All of this is necessary to bring inflation into line and balance the fiscal budget, says Milei. But as public anger and desperation rise while poverty levels surged eight percentage points in January alone, to reach an alarming 57%, time is one luxury his government does not have. Trade unions in many sectors, including healthcare and transportation, are calling for strikes to demand salary increases. Meanwhile, the government’s sweeping “omnibus law”, which the president once said “may well determine our country’s destiny,” was recently rejected by Congress.
As uncertainty reigns, most overseas investors are wary of parting with their cash just yet. Foreign banks are adopting a wait-and-see approach to investing in Argentina and advising their clients to do likewise.
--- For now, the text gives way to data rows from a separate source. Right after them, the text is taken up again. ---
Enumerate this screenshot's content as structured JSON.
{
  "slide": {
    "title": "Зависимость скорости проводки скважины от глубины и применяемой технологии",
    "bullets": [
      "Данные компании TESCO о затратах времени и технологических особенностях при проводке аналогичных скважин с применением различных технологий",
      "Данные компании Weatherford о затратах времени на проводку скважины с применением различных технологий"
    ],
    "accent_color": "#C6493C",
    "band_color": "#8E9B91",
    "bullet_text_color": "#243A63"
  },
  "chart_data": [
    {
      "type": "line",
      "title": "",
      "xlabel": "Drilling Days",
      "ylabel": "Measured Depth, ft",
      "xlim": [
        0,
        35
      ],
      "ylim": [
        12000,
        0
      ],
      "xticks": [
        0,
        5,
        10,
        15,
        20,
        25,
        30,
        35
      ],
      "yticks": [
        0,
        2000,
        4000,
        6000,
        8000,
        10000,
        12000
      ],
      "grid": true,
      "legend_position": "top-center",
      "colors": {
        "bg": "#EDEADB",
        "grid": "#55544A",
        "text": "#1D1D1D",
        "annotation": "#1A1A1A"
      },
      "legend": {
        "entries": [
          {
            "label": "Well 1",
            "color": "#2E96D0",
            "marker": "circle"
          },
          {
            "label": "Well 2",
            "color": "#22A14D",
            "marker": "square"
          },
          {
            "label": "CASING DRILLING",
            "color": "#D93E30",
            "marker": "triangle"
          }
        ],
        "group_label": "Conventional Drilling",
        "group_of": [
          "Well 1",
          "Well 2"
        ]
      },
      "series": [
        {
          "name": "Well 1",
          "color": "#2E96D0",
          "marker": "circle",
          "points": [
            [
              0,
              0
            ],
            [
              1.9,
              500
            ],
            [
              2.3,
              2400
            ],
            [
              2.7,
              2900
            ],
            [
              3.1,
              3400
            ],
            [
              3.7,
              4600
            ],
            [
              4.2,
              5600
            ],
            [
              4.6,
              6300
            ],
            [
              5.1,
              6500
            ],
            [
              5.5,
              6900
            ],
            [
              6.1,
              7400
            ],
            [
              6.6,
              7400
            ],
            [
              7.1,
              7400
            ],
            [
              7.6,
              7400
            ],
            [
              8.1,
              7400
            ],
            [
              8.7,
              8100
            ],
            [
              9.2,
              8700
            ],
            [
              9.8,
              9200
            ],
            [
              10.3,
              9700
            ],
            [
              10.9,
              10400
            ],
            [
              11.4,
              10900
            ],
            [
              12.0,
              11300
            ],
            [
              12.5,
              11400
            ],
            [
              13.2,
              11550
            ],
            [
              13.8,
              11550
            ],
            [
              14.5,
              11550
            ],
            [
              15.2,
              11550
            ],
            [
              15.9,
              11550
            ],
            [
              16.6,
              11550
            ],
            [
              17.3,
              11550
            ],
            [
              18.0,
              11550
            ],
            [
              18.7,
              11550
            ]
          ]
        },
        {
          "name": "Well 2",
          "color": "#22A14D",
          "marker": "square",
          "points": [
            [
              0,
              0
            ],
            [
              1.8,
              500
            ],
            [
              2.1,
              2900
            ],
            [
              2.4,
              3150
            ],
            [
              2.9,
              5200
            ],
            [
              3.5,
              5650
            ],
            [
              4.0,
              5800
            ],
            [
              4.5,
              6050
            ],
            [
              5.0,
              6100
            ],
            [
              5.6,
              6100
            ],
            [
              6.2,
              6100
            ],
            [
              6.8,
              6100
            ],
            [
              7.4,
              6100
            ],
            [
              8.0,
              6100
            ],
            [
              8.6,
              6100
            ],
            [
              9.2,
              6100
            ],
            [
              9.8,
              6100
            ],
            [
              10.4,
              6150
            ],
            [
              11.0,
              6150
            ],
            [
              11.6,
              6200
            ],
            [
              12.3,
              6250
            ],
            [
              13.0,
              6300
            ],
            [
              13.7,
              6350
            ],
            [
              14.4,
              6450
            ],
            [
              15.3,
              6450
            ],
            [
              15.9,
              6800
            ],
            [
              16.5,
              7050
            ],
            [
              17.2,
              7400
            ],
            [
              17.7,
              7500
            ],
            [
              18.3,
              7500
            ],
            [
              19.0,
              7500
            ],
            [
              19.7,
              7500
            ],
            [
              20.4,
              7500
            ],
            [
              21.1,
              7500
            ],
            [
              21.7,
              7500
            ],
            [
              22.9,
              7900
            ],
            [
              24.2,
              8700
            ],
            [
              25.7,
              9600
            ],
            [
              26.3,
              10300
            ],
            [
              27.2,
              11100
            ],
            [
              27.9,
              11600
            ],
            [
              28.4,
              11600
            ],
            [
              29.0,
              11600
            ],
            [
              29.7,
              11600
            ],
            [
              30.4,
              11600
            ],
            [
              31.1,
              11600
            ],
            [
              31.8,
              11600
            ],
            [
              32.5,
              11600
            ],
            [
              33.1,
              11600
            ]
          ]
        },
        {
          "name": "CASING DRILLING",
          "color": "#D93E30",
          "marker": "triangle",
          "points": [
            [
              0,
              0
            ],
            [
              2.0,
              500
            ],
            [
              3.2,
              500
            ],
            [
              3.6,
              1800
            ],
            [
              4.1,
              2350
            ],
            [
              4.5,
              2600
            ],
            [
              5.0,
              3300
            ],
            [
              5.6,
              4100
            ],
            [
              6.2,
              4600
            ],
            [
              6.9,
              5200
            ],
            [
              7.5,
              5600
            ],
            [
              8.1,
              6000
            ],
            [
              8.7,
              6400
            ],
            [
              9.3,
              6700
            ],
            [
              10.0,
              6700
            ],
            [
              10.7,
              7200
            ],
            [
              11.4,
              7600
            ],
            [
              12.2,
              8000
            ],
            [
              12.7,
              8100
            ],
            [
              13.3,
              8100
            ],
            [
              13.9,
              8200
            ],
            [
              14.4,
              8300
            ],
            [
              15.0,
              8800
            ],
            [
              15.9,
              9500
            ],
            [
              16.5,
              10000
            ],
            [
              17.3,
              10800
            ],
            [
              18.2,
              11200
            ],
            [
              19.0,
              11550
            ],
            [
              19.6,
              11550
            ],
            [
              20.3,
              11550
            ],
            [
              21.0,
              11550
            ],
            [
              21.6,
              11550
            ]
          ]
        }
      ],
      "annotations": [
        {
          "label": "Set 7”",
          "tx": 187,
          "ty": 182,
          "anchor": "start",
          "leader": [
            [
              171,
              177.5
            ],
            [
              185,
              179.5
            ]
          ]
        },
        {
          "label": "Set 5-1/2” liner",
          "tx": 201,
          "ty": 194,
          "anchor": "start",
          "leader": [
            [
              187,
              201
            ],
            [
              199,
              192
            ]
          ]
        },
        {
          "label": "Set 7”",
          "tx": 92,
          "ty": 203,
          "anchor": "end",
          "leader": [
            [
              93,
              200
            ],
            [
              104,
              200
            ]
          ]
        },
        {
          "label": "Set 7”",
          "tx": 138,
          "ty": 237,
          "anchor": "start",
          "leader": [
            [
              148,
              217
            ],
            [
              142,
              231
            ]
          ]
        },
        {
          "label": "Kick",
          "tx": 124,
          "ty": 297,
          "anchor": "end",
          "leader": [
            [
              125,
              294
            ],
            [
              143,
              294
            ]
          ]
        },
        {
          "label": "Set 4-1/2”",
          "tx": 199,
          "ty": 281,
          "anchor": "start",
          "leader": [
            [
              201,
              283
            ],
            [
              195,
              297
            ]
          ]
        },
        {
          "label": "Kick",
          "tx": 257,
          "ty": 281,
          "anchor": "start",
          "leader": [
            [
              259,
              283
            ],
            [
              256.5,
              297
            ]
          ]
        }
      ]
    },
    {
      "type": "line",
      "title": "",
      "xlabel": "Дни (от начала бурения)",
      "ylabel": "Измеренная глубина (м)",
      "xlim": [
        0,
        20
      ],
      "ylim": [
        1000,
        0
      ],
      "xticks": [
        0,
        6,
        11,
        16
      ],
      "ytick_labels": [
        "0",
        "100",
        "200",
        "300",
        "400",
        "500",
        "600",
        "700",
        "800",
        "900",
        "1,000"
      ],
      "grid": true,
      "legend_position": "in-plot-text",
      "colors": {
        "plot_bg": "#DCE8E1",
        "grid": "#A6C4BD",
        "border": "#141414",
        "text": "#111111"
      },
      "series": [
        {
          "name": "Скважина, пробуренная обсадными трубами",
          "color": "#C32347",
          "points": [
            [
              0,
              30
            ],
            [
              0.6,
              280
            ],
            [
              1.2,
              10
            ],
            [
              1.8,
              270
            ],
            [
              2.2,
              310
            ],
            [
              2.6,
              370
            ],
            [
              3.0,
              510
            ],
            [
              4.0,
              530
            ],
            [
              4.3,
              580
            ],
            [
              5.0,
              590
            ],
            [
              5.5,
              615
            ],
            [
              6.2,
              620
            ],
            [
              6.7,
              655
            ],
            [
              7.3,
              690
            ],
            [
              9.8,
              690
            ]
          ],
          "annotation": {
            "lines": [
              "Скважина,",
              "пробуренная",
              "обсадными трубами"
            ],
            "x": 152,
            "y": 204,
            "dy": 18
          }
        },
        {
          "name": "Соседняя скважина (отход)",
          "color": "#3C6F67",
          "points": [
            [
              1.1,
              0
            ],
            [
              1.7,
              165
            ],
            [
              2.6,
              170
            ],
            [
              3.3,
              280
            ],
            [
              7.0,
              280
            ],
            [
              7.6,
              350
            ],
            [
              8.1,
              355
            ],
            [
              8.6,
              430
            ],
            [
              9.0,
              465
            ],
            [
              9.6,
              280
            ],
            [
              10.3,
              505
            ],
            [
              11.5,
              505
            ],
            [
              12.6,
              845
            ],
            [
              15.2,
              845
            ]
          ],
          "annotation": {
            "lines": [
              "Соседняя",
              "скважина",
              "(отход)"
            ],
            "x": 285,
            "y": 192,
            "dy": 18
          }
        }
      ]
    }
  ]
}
“In order for us to support the private sector in Argentina, there is still a need for macro stability and a higher [interest] rate,” Jordan Schwartz, the executive vice president of the Inter-American Development Bank, told Clarin. “The social crisis is the frontier that must be crossed successfully.”
A similar message was relayed by a number of investment fund managers: the social crisis created by Milei’s economic policies must first be overcome before funding will be made available for businesses. Until then, said Schwartz, there will be no financial support for Argentina’s private sector.
Ominously, even the International Monetary Fund (IMF), whose second-in-command, Gita Gopinath, met with Milei this week to discuss Argentina’s economic challenges, already downgraded its economic forecast for the country in its January report, predicting a 2.8% recession in 2024. One can expect further downgrades in the months to come, as even Milei himself has warned that the worst is yet to come. By 2025, however, the IMF expects the economy to bounce back in spectacular fashion (+1.9%). But as the Greeks (and other long-suffering nations) well know, the Fund has an annoying habit of forecasting miraculous mid-term recoveries for hair-shirt economies that never quite materialise.
* Of course, this is Argentina we are talking about, a country that has, for a host of reasons, been in a near-constant state of crisis for most of its history, as Jeffrey Sachs said in a recent interview with The Duran. As such, another corralito-type event is not out of the question.